En vuelo cercano surcan las alas de mis manos la llanura oblicua de tu vientre. Se detienen en el abismo de los costados para atraer el vértigo sobre tu piel y, por si no es suficiente, vuelven sobre sus pasos hasta el punto de partida para empezar otra vez.

Después, más arriba, por el paso estrecho que separa las dos colinas, se enredan en ellas haciendo garabatos, dibujos simples de doble acrobacia, mientras rozan y amasan los filos de las montañas antes de subir a la cima.

Desde allí apostados, enhebrando los vértices en el temblor de mis dedos, se abre un paisaje inquietante de cuellos vencidos y labios sedientos. Cuando bajo con los míos, de salto en salto, por las laderas que me llevan abocado a rozarte el corazón, noto un galope tendido, un terremoto continuo, que me retumba en los oídos y me acelera la respiración.

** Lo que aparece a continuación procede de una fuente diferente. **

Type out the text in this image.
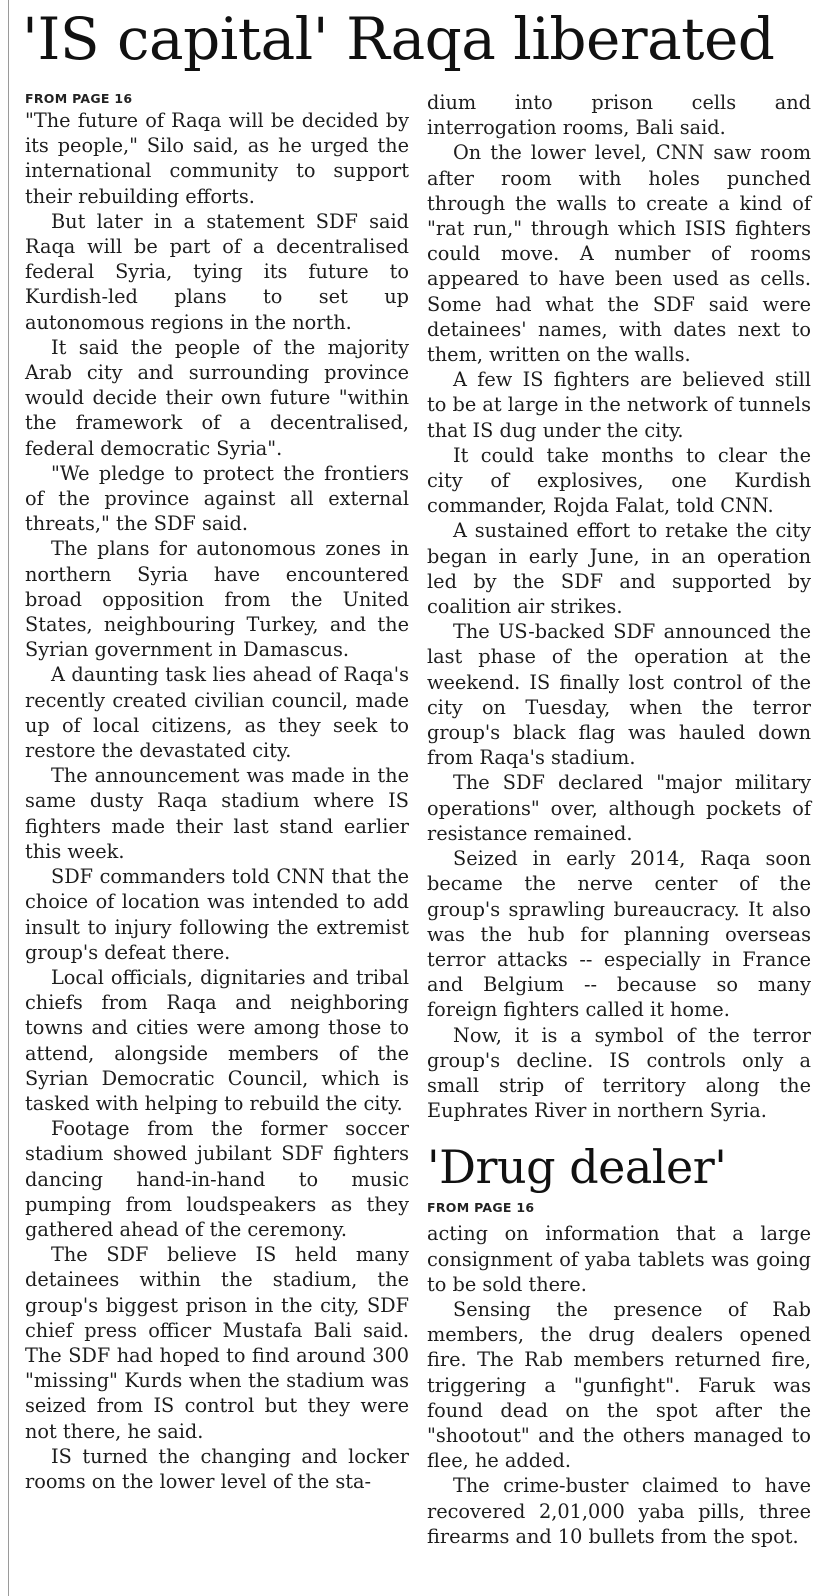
'IS capital' Raqa liberated
FROM PAGE 16

"The future of Raqa will be decided by its people," Silo said, as he urged the international community to support their rebuilding efforts.

But later in a statement SDF said Raqa will be part of a decentralised federal Syria, tying its future to Kurdish-led plans to set up autonomous regions in the north.

It said the people of the majority Arab city and surrounding province would decide their own future "within the framework of a decentralised, federal democratic Syria".

"We pledge to protect the frontiers of the province against all external threats," the SDF said.

The plans for autonomous zones in northern Syria have encountered broad opposition from the United States, neighbouring Turkey, and the Syrian government in Damascus.

A daunting task lies ahead of Raqa's recently created civilian council, made up of local citizens, as they seek to restore the devastated city.

The announcement was made in the same dusty Raqa stadium where IS fighters made their last stand earlier this week.

SDF commanders told CNN that the choice of location was intended to add insult to injury following the extremist group's defeat there.

Local officials, dignitaries and tribal chiefs from Raqa and neighboring towns and cities were among those to attend, alongside members of the Syrian Democratic Council, which is tasked with helping to rebuild the city.

Footage from the former soccer stadium showed jubilant SDF fighters dancing hand-in-hand to music pumping from loudspeakers as they gathered ahead of the ceremony.

The SDF believe IS held many detainees within the stadium, the group's biggest prison in the city, SDF chief press officer Mustafa Bali said. The SDF had hoped to find around 300 "missing" Kurds when the stadium was seized from IS control but they were not there, he said.

IS turned the changing and locker rooms on the lower level of the sta-

dium into prison cells and interrogation rooms, Bali said.

On the lower level, CNN saw room after room with holes punched through the walls to create a kind of "rat run," through which ISIS fighters could move. A number of rooms appeared to have been used as cells. Some had what the SDF said were detainees' names, with dates next to them, written on the walls.

A few IS fighters are believed still to be at large in the network of tunnels that IS dug under the city.

It could take months to clear the city of explosives, one Kurdish commander, Rojda Falat, told CNN.

A sustained effort to retake the city began in early June, in an operation led by the SDF and supported by coalition air strikes.

The US-backed SDF announced the last phase of the operation at the weekend. IS finally lost control of the city on Tuesday, when the terror group's black flag was hauled down from Raqa's stadium.

The SDF declared "major military operations" over, although pockets of resistance remained.

Seized in early 2014, Raqa soon became the nerve center of the group's sprawling bureaucracy. It also was the hub for planning overseas terror attacks -- especially in France and Belgium -- because so many foreign fighters called it home.

Now, it is a symbol of the terror group's decline. IS controls only a small strip of territory along the Euphrates River in northern Syria.

'Drug dealer'
FROM PAGE 16

acting on information that a large consignment of yaba tablets was going to be sold there.

Sensing the presence of Rab members, the drug dealers opened fire. The Rab members returned fire, triggering a "gunfight". Faruk was found dead on the spot after the "shootout" and the others managed to flee, he added.

The crime-buster claimed to have recovered 2,01,000 yaba pills, three firearms and 10 bullets from the spot.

Se abren tus lunas para mí cuando mis ojos consiguen llegar a su altura, mientras comienza el giro de los planetas para dar paso a una noche que nos acecha expectante. Lo que antes era encima, ahora es debajo. Lo que antes dijimos atrás se confunde con delante. Norte y sur se entrelazan en un suspiro, mientras un instante infinito nos atraviesa todos los labios.

Aquel sueño de explorador, este ansia de geografía, la expedición emprendida hacia tu arca del deseo, me revienta por dentro en mil pedazos. Y el mapa de tu piel, ese que llevo escrito en mis dedos, se deshace en este papel y me invade los sueños inacabados.